New Delhi: Ahead of the Budget, stock exchanges will pitch for abolition of the Securities Transaction Tax (STT) at their meeting with Finance Ministry officials Tuesday.
The issue of removal of STT is expected to be raised by representatives of different stock exchanges including BSE, NSE, MCX-SX and USE. The officials of the market regulator Securities and Exchange Board of India (SEBI) will also be present in the meeting.
"We will discuss the policies that can be adopted in order to increase the depth of the stock market, including scrapping of Securities Transaction Tax (STT) or reducing it," a senior Finance Ministry official said.

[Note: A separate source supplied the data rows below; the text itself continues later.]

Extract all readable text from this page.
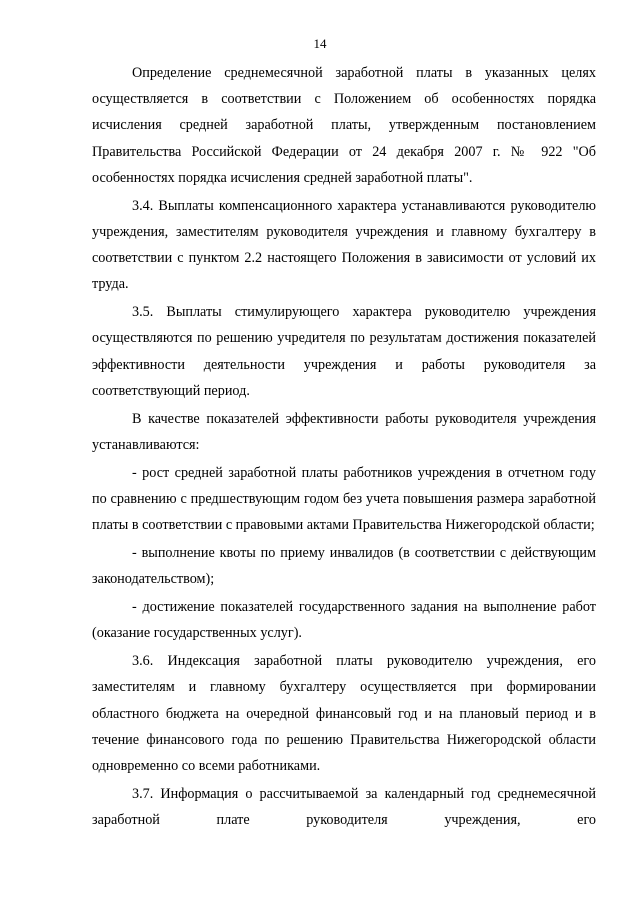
14

Определение среднемесячной заработной платы в указанных целях осуществляется в соответствии с Положением об особенностях порядка исчисления средней заработной платы, утвержденным постановлением Правительства Российской Федерации от 24 декабря 2007 г. № 922 "Об особенностях порядка исчисления средней заработной платы".

3.4. Выплаты компенсационного характера устанавливаются руководителю учреждения, заместителям руководителя учреждения и главному бухгалтеру в соответствии с пунктом 2.2 настоящего Положения в зависимости от условий их труда.

3.5. Выплаты стимулирующего характера руководителю учреждения осуществляются по решению учредителя по результатам достижения показателей эффективности деятельности учреждения и работы руководителя за соответствующий период.

В качестве показателей эффективности работы руководителя учреждения устанавливаются:

- рост средней заработной платы работников учреждения в отчетном году по сравнению с предшествующим годом без учета повышения размера заработной платы в соответствии с правовыми актами Правительства Нижегородской области;

- выполнение квоты по приему инвалидов (в соответствии с действующим законодательством);

- достижение показателей государственного задания на выполнение работ (оказание государственных услуг).

3.6. Индексация заработной платы руководителю учреждения, его заместителям и главному бухгалтеру осуществляется при формировании областного бюджета на очередной финансовый год и на плановый период и в течение финансового года по решению Правительства Нижегородской области одновременно со всеми работниками.

3.7. Информация о рассчитываемой за календарный год среднемесячной заработной плате руководителя учреждения, его
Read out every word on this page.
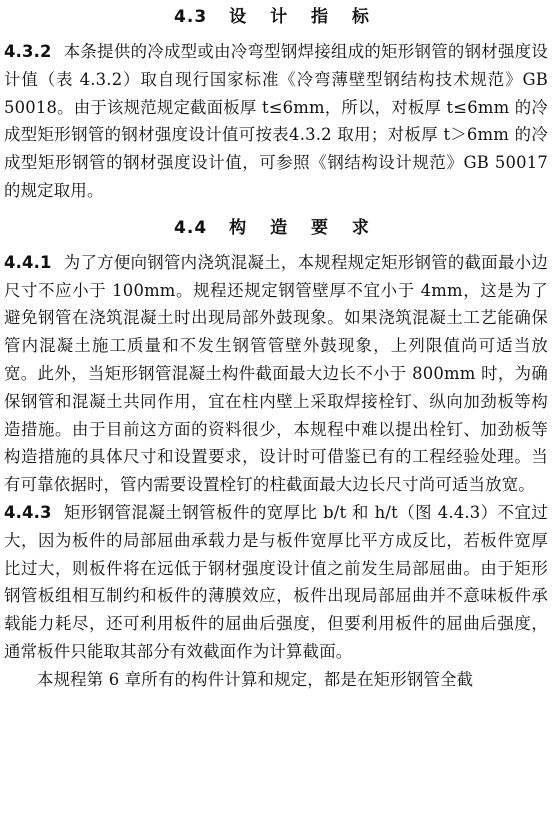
4.3 设 计 指 标

4.3.2 本条提供的冷成型或由冷弯型钢焊接组成的矩形钢管的钢材强度设计值（表 4.3.2）取自现行国家标准《冷弯薄壁型钢结构技术规范》GB 50018。由于该规范规定截面板厚 t≤6mm，所以，对板厚 t≤6mm 的冷成型矩形钢管的钢材强度设计值可按表4.3.2 取用；对板厚 t＞6mm 的冷成型矩形钢管的钢材强度设计值，可参照《钢结构设计规范》GB 50017 的规定取用。

4.4 构 造 要 求

4.4.1 为了方便向钢管内浇筑混凝土，本规程规定矩形钢管的截面最小边尺寸不应小于 100mm。规程还规定钢管壁厚不宜小于 4mm，这是为了避免钢管在浇筑混凝土时出现局部外鼓现象。如果浇筑混凝土工艺能确保管内混凝土施工质量和不发生钢管管壁外鼓现象，上列限值尚可适当放宽。此外，当矩形钢管混凝土构件截面最大边长不小于 800mm 时，为确保钢管和混凝土共同作用，宜在柱内壁上采取焊接栓钉、纵向加劲板等构造措施。由于目前这方面的资料很少，本规程中难以提出栓钉、加劲板等构造措施的具体尺寸和设置要求，设计时可借鉴已有的工程经验处理。当有可靠依据时，管内需要设置栓钉的柱截面最大边长尺寸尚可适当放宽。

4.4.3 矩形钢管混凝土钢管板件的宽厚比 b/t 和 h/t（图 4.4.3）不宜过大，因为板件的局部屈曲承载力是与板件宽厚比平方成反比，若板件宽厚比过大，则板件将在远低于钢材强度设计值之前发生局部屈曲。由于矩形钢管板组相互制约和板件的薄膜效应，板件出现局部屈曲并不意味板件承载能力耗尽，还可利用板件的屈曲后强度，但要利用板件的屈曲后强度，通常板件只能取其部分有效截面作为计算截面。

本规程第 6 章所有的构件计算和规定，都是在矩形钢管全截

The government had introduced STT in 2004 on transactions in different types of securities. The rate presently varies from 0.025 percent to 0.25 percent depending upon the type of security traded and transaction -- whether sale or purchase.
The government collects around Rs 7,500 crore per annum from STT and it would be difficult for it to fore go the revenue at a time when efforts are needed to raise revenue and bridge the fiscal deficit, which during the current fiscal is likely to exceed the budget target of 4.6 percent of the Gross Domestic Product (GDP).
The discussions are aimed at providing inputs to the budget for 2012-13 which is likely to be unveiled by Finance Minister Pranab Mukherjee around mid-March.
The Capital Markets division of the Finance Ministry has been pushing for lowering of STT as it would boost investor sentiments.
The stock exchanges, however, are seeking removal of the levy as it would reduce transaction cost, promote equity culture and encourage retail participation.